Ballad of a Soldier (1959, Grigori Chukhrai) (Patreon)
Content
56/100
Settled in for some harrowing combat and was surprised to instead get Before Sunrise: Soviet WWII Edition. While these lovers will definitely not be meeting again seven years later—much of the film's poignance derives from its up-front reveal that Alyosha will be killed at the front not long after he makes this last trip home—there's a similarly charming, rapid-fire progression from chance encounter to lifelong soulmates, even if "lifelong" here means a matter of days or weeks. (Will Shura ever even learn that he died? Quite possibly not.) Oddly, though, Chukhrai winds up treating this relationship as something of a digression, even after devoting most of the movie to it; his desire to pay tribute to the Russian war dead, with Alyosha serving merely as a representative example, requires landing on a mother's final embrace of her son, so that it plays more like Losing Private Ryanovsky. That also explains the overkill of having Alyosha rescue children from a burning train wreck toward the end—not showing his death was a savvy choice, but Chukhrai still wants to ensure that he's perceived as heroic, since he's Everysoldier.
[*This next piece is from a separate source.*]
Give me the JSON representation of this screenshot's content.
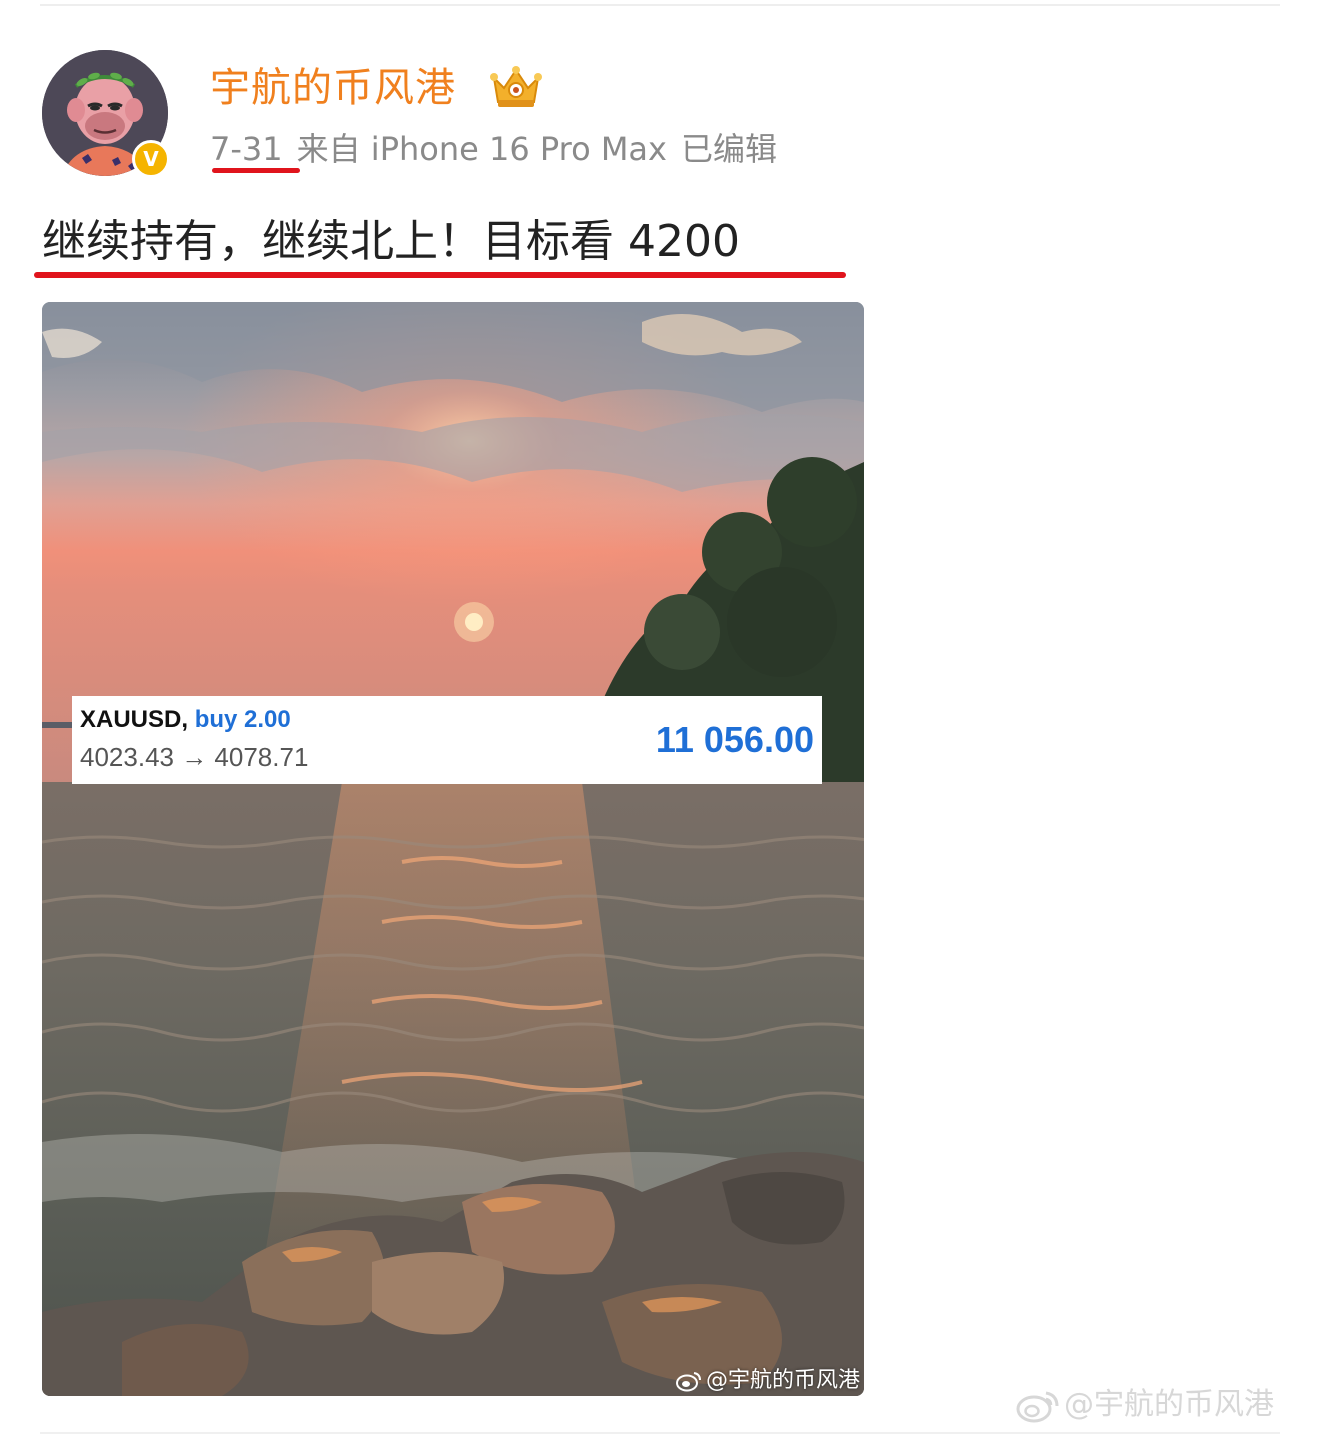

That tug of war between specificity and generalization hampers what might otherwise have been a remarkably pure love story, with war as the tragic element; even the scene in which Alyosha discovers that the soldier's wife to whom he's been tasked with delivering bars of soap has taken up with another man seems torn between acknowledging wartime sacrifices and foregrounding the young lovers' indignation. When those two fresh-faced kids are together onscreen, though, it's hard not to smile.